I suspect you've either heard "What a Difference a Day Makes" by Dinah Washington. Or the Northern Soul version made popular by Esther Phillips in 1975 (yes, I know the Dorsey Brothers had some success with it back in 1934- sorry that's way before my time). This song always feels as though it's on a leash- wild, wanting to be let loose and go. VerPlanck and her boys had the beast under full control. Those lyrics of someone finding love: My yesterday was blue dear, now I'm part of you dear. My lonely nights are through dear, since you said you'd be mine She pauses, to express the emotion, drops a key to say thank you to her new lover. Behind, the trio pace the tempo and beat just right.

You may like the songs of Sondheim, Hart and Rodgers, Alan J. Lerner etc. delivered and performed with a touch of theatre and showmanship. VerPlanck doesn't go for either. She sings. She doesn't allow anything to detract from the songs' arrangement and lyrics. It's her simplicity of style which showcases the songs, rather than self promotion.

The songs just kept coming along with the diversity of writers and composers. Kenny Rankin, Benny Carter, Billy Eckstine. However it was the Kurt Weill arrangement, and risque lyrics of Ogden Nash "A Little Touch of Venus," which brought shock and applause in equal measure. VerPlanck decided to give a master class in scat, working up and down her vocal scales as if casually singing in the shower. Another "Whoa" moment.

There is a theme to the set of lost and rejected love. It pops up again with the Fisher/Segal penned "I Keep going Back to Joe's," John Pearce on keyboards not so much tinkers on the keys, but with the heart strings, setting up VerPlanck to deliver the line "Our old waiter knows we are through," still he sets a place for you. Joyous and a tear jerker.

Once I'd discreetly re-pocketed my handkerchief, the mood is lightened with the Rogers and Hart classic "Falling in Love." Paul Morgan on bass is given the opportunity to get expressive. A knowledgeable audience shows their appreciation to his interpretation and arrangement of the song.

"The guys have a chance to stretch out here" announces Verplanck, to which we have riffs, crossovers, solo spots, Bobby Worth on drums in particular connects with a foot-tapping audience. Before the guys stretched out, she closed with "Too Late Now" from the film Royal Wedding, lyrics by Alan J. Lerner, originally performed by Jane Powell. So after two hours on stage, delivering over 20 songs, her timing and diction is as clear and concise as the opening number.

VerPlanck meets with her audience, signing autographs, punters buying CD's, taking selfies and group photographs.

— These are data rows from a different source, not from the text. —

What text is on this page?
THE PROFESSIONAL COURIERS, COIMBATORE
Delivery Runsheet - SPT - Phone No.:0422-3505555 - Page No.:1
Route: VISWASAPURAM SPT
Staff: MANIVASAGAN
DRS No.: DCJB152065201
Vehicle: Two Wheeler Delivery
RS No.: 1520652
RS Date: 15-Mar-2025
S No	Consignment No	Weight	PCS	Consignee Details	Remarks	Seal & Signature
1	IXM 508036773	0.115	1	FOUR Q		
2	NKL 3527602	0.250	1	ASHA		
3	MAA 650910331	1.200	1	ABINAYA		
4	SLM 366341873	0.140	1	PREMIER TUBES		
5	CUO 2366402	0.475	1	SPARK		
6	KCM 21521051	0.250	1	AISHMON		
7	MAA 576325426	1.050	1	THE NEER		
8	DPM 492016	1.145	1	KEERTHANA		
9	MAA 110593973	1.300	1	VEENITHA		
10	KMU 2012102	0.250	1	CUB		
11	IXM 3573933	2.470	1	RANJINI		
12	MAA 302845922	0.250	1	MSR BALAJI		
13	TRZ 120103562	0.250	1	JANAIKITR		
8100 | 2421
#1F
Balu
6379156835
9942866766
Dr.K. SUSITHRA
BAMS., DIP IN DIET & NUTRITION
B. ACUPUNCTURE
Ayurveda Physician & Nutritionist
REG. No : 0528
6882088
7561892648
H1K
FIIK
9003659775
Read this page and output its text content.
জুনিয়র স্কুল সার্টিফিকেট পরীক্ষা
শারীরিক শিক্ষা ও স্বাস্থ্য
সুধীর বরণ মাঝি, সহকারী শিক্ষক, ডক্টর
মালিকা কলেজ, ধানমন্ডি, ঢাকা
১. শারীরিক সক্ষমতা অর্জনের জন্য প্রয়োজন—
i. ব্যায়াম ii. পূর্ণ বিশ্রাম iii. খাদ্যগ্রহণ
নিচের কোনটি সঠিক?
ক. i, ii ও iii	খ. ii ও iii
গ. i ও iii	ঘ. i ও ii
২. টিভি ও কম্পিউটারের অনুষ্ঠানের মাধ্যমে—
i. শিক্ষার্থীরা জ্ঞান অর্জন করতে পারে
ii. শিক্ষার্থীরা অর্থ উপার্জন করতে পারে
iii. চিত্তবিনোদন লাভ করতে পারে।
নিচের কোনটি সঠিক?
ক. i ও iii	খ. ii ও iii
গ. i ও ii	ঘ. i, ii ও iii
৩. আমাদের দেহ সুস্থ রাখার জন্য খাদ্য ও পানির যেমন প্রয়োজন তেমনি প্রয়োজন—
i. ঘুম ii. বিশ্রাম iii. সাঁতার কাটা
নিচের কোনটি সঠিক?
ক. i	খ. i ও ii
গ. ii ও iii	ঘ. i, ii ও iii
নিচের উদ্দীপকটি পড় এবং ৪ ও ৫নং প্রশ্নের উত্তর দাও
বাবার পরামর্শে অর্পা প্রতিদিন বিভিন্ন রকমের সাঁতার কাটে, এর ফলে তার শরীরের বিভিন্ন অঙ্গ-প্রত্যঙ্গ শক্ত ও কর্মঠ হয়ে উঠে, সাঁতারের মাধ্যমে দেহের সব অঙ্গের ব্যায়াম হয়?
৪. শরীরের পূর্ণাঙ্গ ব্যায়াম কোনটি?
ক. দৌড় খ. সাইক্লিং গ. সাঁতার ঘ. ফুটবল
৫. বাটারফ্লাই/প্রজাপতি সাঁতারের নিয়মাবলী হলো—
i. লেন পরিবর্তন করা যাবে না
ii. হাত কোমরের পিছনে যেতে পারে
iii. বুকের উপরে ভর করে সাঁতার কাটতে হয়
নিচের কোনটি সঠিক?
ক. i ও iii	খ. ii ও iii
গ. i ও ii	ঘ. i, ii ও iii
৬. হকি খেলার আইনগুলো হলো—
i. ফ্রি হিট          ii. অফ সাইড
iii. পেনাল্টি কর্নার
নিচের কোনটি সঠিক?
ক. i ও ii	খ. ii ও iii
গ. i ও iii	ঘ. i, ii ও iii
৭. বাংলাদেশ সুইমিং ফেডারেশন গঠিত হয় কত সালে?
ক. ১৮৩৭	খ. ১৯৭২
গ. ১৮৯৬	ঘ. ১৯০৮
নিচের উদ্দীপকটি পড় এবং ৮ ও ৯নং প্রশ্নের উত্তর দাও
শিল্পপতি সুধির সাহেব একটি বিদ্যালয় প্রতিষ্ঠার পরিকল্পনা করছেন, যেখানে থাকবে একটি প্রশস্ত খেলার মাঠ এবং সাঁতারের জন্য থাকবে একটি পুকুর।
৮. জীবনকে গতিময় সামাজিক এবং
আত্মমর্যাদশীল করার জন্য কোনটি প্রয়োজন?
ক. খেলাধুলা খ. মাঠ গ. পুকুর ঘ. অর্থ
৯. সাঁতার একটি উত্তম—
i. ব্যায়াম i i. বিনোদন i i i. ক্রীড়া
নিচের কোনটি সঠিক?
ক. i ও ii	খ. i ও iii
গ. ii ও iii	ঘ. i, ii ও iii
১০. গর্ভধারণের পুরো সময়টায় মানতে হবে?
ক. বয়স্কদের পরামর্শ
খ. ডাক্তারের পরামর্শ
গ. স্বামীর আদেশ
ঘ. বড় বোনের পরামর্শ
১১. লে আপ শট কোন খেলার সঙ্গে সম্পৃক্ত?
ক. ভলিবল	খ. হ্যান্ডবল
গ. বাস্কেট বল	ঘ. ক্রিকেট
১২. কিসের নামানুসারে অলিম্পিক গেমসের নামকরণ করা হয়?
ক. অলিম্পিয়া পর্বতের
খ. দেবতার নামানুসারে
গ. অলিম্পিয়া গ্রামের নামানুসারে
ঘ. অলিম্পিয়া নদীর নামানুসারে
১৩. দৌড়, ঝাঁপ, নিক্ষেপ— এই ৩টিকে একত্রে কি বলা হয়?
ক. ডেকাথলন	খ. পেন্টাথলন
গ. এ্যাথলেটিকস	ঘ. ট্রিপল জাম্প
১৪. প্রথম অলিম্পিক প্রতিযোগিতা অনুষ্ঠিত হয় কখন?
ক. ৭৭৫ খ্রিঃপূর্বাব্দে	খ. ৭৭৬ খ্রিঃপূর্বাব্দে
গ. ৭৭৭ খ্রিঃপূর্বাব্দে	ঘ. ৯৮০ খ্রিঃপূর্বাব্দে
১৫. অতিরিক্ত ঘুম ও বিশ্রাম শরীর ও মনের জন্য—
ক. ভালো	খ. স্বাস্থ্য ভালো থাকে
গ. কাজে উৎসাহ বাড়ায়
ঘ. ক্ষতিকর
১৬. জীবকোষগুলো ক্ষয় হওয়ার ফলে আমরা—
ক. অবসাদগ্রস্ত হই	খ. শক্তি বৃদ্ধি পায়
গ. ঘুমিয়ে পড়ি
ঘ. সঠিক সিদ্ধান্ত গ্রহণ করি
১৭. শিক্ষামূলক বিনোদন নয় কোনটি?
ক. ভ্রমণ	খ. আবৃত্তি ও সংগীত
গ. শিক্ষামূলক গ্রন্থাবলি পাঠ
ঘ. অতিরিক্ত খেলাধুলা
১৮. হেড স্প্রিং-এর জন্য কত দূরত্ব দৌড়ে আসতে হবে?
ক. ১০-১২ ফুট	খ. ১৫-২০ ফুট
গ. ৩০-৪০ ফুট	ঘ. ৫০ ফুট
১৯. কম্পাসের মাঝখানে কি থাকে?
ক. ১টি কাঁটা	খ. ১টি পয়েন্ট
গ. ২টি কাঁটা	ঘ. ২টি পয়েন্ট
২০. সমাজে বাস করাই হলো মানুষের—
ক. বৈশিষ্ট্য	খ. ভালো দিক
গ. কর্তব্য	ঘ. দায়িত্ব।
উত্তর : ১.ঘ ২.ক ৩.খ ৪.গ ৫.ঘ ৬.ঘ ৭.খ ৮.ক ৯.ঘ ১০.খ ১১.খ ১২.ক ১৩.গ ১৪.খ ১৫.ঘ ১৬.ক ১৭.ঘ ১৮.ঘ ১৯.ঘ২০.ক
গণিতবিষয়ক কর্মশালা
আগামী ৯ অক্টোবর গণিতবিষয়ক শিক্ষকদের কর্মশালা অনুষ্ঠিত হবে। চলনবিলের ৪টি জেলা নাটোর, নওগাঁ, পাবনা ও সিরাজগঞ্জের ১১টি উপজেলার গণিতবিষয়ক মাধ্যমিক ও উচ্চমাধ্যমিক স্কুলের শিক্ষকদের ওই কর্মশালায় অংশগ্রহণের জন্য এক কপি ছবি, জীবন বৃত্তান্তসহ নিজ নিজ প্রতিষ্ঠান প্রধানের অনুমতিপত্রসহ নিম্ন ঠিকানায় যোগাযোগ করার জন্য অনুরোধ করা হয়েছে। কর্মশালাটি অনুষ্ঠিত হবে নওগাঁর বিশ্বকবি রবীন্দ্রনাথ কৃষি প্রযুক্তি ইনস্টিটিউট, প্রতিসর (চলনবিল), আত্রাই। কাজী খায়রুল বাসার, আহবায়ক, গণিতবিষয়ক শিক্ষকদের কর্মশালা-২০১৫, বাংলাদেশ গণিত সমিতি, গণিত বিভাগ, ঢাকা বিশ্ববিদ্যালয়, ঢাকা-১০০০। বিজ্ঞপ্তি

For my part, a man scribbling in a notebook always attracts curiosity and opinion. The gist of people's feedback falls into one of two categories:

- "Yes she's great and we get to as many of her gigs as possible when she's in the UK."
- "Yes she's great and before tonight, we've never heard of her."

I'm somewhat embarrassed to admit that up to a fortnight ago, I would have been in category 2. On the plus side, I now have a whole host of back catalogue albums to enjoy.

VerPlanck is a rare talent who deserves to be heard by a larger and wider audience. Some things need to change on the marketing and promotion of her future tours that's for sure. For now, no doubt this gig has confirmed what her existing fans have known for years. For those of us who are late to the party, better late than never.

One thing's for sure- Billy would be proud of her performances. I know if I asked "where have you been all my life?" she would say "I've been right here, right here."